September 13, 2019 / 10:54 AM / a month ago

UPDATE 2-Merkel's party wants higher taxes on domestic flights, party document shows

(Adds reaction from Lufthansa)

By Markus Wacket

BERLIN, Sept 13 (Reuters) - Seeking to tackle climate change, Germany's conservatives want to increase taxes on domestic flights and reduce the cost of long-distance train tickets, a party document seen by Reuters on Friday showed.

The German government - made up of Chancellor Angela Merkel's conservatives, their Bavarian sister party CSU and the Social Democrats (SPD) - is expected to present a far-reaching package of climate protection measures on Sept. 20.
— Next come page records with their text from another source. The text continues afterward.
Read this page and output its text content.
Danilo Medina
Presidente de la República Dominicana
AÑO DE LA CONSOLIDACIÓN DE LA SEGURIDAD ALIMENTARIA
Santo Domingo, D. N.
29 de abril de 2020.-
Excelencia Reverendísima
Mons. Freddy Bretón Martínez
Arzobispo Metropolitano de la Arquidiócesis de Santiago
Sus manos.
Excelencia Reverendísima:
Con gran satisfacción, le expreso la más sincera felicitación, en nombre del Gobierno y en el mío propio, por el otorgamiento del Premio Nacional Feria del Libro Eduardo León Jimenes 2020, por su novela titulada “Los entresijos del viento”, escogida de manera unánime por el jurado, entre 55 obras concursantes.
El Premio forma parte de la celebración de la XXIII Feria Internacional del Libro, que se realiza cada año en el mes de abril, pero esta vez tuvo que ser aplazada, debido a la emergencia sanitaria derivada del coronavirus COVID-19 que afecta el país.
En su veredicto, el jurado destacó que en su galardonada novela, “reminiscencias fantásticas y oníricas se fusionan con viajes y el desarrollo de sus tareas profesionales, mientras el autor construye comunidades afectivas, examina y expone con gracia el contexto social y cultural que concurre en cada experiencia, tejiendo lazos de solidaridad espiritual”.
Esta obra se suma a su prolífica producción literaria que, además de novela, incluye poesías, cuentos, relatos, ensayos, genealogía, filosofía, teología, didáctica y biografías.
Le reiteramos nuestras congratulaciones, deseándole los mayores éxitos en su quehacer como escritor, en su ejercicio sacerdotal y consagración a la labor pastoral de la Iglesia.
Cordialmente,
The tax for domestic flights is now 7.40 euros ($8.21).

"We want to double this ticket tax for all domestic flights and triple it for short-haul domestic flights under 400 kilometers," said a party document that the board of Merkel's Christian Democrats (CDU) is due to review on Monday.

The document, called "Climate-friendly Germany - using innovations as we head into the future", showed that the party also wants to make long-distance rail travel cheaper by reducing the value-added tax on train tickets.

A spokeswoman for Germany's flagship airline, Lufthansa , said on Friday that air transport faced more international competition than other transport and such national measures could result in traffic shifting to regions where levies are smaller or non-existent.

"Such a high burden for domestic flights disproportionately affects German airlines and deprives them of money for modern airplanes and climate-friendly technologies," the spokeswoman said of the CDU proposal.

She added that domestic flights only accounted for 0.3% of Germany's overall carbon dioxide emissions and it was questionable whether such measures would have any tangible ecological impact.

The document also said a premium worth several thousand euros should be introduced to encourage people to scrap old, inefficient heating systems so that climate targets for buildings can be achieved.